Waiting on the roadside, you need only to flick your eyes in the general direction of its careening trajectory to earn a “Hey, my bru, you want taxi? Come, my bru, taxi ride!” from the in-cab fare salesman. You nod slightly, gather your bags and jacket into your chest and squeeze into your allotted portion of seat somewhere, inevitably, in the back of the taxi. Once aboard, you find yourself a participant in the enigmatic, unspoken rules of the taxi ride. Rule #1: no one talks on the taxi, unless someone calls you on your phone. Talking is neither strange nor rude nor peculiar; it is simply and entirely inconceivable. Rule #2: you take up as little square meterage as possible. Pinching your shoulders together is not a good idea; it’s an ethic. Rule #3: you pay your fare of 80 cents or so at an exact moment that is neither specified nor agreed upon. In Pamplona, when the bull turns the corner and, panting with anger and madness, streaks down the dirty street, the bull-runners do not question the bull’s timing. They simply run. So with the taxi fare. You do not know when the paying begins. But when it does, you do not question it. You simply pay. (Note: the bull analogy is also fitting, as the average taxi driver seeks to maintain a cruising speed of 90 km/h. Again, this isn’t daring or defiant or because he’s in a hurry; it is status quo; it is thoughtless; it just is.)
When you are within 300 meters of your destination, you awkwardly yell “driver” from the recesses of the back seat.
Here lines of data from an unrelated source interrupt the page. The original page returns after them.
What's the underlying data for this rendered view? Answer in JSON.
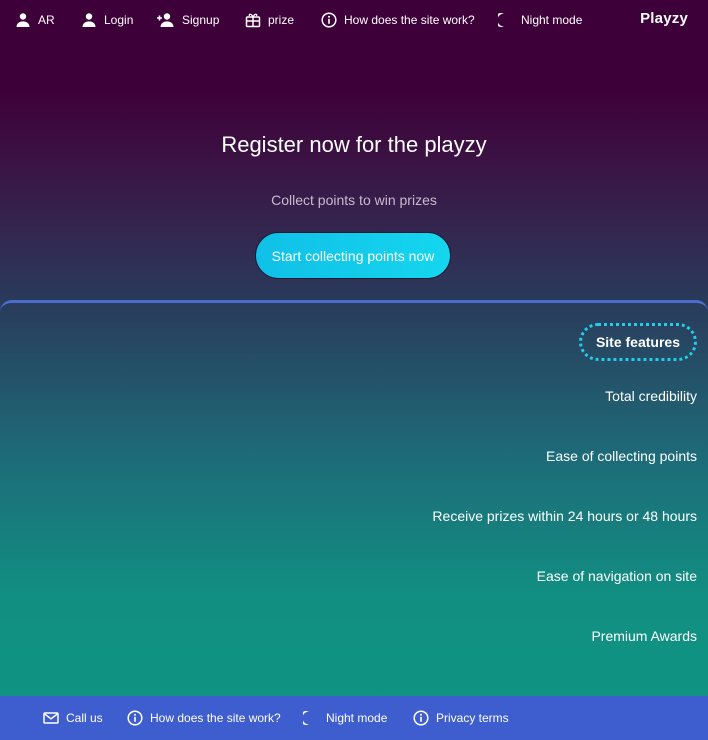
{
  "nav": {
    "lang_label": "AR",
    "login_label": "Login",
    "signup_label": "Signup",
    "prize_label": "prize",
    "how_label": "How does the site work?",
    "night_label": "Night mode",
    "brand": "Playzy"
  },
  "hero": {
    "title": "Register now for the playzy",
    "subtitle": "Collect points to win prizes",
    "cta_label": "Start collecting points now"
  },
  "features": {
    "heading": "Site features",
    "items": [
      "Total credibility",
      "Ease of collecting points",
      "Receive prizes within 24 hours or 48 hours",
      "Ease of navigation on site",
      "Premium Awards"
    ]
  },
  "footer": {
    "call_label": "Call us",
    "how_label": "How does the site work?",
    "night_label": "Night mode",
    "privacy_label": "Privacy terms"
  },
  "colors": {
    "header_bg": "#3e0038",
    "footer_bg": "#3e5ed0",
    "cta_bg": "#13c8ea",
    "accent_dotted": "#1fd0e8",
    "panel_border": "#4a6ed0"
  },
  "icons": {
    "lang": "person-icon",
    "login": "person-icon",
    "signup": "person-add-icon",
    "prize": "gift-icon",
    "how": "info-icon",
    "night": "moon-icon",
    "call": "mail-icon",
    "privacy": "info-icon"
  }
}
He does not hear you the first two times, so by the third time you say it you are yelling and from the corner of your eyes you can see the stares of the audience you’ve gained (they are only centimeters from your face, anyways). If you’ve timed it correctly, the driver stops within 50 meters of your drop-off spot, and again you gather your belongings, say excuse me to the overweight woman sitting in front of you with her three children and four grocery bags, and, ducking, trip your way to the sliding door in front. By this time, the entire taxi has seen your behind, and you feel, in a way, violated. Stumbling into the light of day, you feel like Tim Robbins in The Shawshank Redemption or Noah from the Flood. You make an altar to commemorate God’s faithfulness to His people and, straightening up, carry on with your day.
Real life, abroad
July 2, 2008
Last Friday was a crappy day, for a number of reasons; progress in my research continued to be slow (more on that soon!), it was raining, and I was unable to accomplish several things I had meant to that day. Then, I was caught in the middle of a not easy Skype conversation with Rachel, and was unable to finish it because my ride home was leaving. So, when I got home, I took a crowded taxi to a flashy mall that is nearby to find a place I could use the internet, and to my surprise, found one. The waiter assured me it was free, which was surprising. So, I found a secluded part of the quasi-coffee shop and logged onto Skype, to call Rachel back, and to call my sister, Lily (with whom I’ve been trying to talk for literally 5 weeks). My internet browser then informed me that the free internet was free for a grand total of 10 minutes. I stared blankly at the screen for a moment, attempted said communication (to little avail), shut the lid, and went to this little place I had heard about that is, ostensibily, rich in culture, frequented by locals, and quite obscure. It’s called McDonald’s.
I bought a medium Coke, a medium french fry, and found a seat by the windows, watching the rush hour foot traffic and dim winter drizzle of rain from a place of sterility and convenience.